Carbon dioxide (CO2), methane and nitrous oxide were now far above pre-industrial levels, with no sign of a reversal of the upward trend, the Guardian quoted the World Meteorological Organisation (WMO) report as saying.
"The last time the Earth experienced a comparable concentration of CO2 was 3-5m years ago, when the temperature was 2-3C warmer and sea level was 10-20 metres higher than now," WMO Secretary-General Petteri Taalas SAID.
"The science is clear. Without rapid cuts in CO2 and other greenhouse gases, climate change will have increasingly destructive and irreversible impacts on life on Earth. The window of opportunity for action is almost closed."

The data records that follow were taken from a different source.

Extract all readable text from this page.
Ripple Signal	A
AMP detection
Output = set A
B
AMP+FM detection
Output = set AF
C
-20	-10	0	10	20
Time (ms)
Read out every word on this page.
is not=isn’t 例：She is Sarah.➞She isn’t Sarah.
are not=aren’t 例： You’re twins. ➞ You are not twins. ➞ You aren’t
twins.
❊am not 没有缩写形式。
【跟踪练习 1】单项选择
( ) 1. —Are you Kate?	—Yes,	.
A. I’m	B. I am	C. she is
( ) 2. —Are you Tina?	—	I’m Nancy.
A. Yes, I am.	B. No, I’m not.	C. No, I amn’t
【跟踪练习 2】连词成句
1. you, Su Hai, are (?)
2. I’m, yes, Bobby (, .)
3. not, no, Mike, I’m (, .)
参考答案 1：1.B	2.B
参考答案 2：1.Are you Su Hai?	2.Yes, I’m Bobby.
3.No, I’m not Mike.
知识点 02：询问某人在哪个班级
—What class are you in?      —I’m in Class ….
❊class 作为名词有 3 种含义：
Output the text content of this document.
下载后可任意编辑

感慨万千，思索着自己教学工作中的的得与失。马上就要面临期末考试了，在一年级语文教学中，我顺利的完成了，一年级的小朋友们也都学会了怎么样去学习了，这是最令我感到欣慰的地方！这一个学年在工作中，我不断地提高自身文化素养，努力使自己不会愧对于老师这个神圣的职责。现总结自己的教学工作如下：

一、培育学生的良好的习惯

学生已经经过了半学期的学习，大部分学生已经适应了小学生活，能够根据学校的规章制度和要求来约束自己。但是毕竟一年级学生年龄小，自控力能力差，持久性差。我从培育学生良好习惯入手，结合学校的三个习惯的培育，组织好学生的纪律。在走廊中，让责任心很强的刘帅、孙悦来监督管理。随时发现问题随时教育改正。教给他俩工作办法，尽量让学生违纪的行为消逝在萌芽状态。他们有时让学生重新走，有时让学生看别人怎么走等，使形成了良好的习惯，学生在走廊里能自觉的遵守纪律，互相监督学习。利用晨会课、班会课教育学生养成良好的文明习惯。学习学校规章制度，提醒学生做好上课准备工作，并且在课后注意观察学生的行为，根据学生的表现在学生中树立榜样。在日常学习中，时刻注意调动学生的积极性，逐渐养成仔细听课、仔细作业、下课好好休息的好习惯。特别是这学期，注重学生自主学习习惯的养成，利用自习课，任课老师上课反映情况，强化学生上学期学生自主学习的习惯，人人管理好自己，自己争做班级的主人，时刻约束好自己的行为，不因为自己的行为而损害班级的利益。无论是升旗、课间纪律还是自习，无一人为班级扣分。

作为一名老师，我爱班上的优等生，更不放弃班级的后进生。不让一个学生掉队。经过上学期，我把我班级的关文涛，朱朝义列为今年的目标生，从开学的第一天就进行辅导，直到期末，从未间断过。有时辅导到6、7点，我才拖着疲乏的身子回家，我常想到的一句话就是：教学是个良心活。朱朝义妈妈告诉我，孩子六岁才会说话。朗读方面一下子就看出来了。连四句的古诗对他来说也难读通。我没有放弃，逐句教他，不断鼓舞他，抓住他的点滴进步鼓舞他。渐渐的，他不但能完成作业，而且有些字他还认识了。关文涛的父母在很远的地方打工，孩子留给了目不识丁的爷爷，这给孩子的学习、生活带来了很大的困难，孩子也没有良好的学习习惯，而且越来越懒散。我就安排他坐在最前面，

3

Levels of CO2 rose to a global average of 405.5 parts per million in the atmosphere in 2017 - two-and-a-half times higher than before the industrial revolution.
Levels of methane, a potent greenhouse gas responsible for about 17 per cent of global warming are now 3.5 times higher than pre-industrial times owing to emissions from cattle, rice paddies and leaks from oil and gas wells.
Nitrous oxide, which also warms the planet and destroys the Earth's protective ozone layer, was now at more than double pre-industrial levels, according to the WMO report.
About 40 per cent of N2O comes from human activities including soil degradation, fertiliser use and industry.
Efforts to cut emissions were increasing and on Wednesday the UN's climate change body published a report on the commitments made in 2018.
It found 9,000 cities in 128 countries were taking action, along with 240 states and regions in 40 countries and more than 6,000 businesses in 120 countries.